Cooper’s Odyssey. Departing Notes On Twin Peaks: The Return.
It’s odd, having the urge to say something about a subject or spectacle, while at the same time feeling utterly unqualified to do so. This is the state in which Twin Peaks: The Return has left me.
The 18-part revival of David Lynch and Mark Frost’s landmark show ended last night, on a note of unhinged chaos, the kind of which is synonymous with the work of Lynch in particular. I made mention in my halftime report on The Return than it felt like Lynch and Frost were actively rejecting any sense of the nostalgic, or of fan-service with their revisiting of the property, and that’s certainly the feeling that one is left with at the end of the whole thing.
Simply put, Lynch does not have time for your nostalgia. At all. What I like to refer to as Nostalgic Elements, characters like Andy and Lucy, are even utilised in the two-part finale for a misleading and ultimately withdrawn “happy ending”, while viewers emotions are played with on a similar scale with Audrey Horne and her Audrey’s Dance, in an earlier episode, before revealing that nothing was as it seemed in that particular strand of the story.
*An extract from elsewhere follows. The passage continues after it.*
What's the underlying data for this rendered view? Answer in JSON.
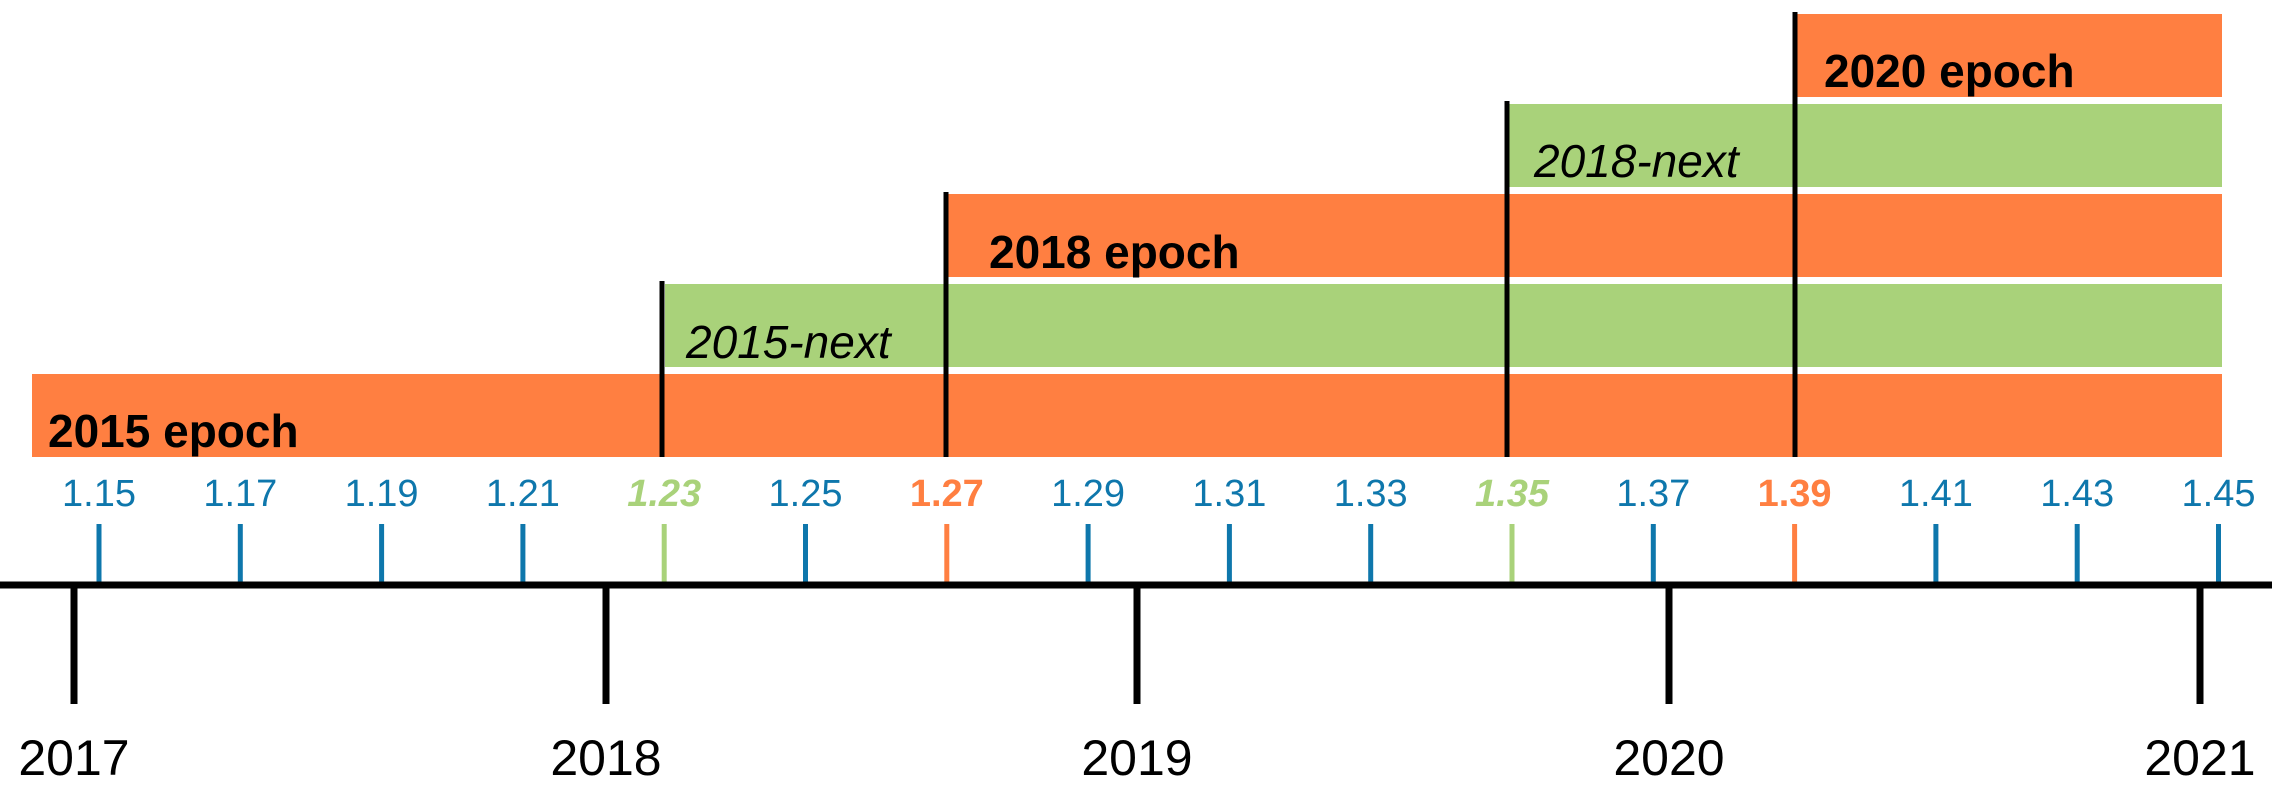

While measuring the work of an iconoclast like Lynch against other artists or filmmakers seems like a rather pointless task, one image from the historic pantheon of cinema stuck with me as Twin Peaks: The Return faded to black. Jacques Rivette’s Celine And Julie Go Boating is a film concerned with the real, the unreal, dreams and being, and the sight of Cooper and Palmer confusingly placed outside of the Palmer residence brought to mind the bewildered protagonists of Rivette’s movie leaving their own haunted house. In “What year is this?” Lynch and Frost have created the ultimate punchline to the most thrilling piece of American visual entertainment of our age, and I for one feel lucky to have been witness to it.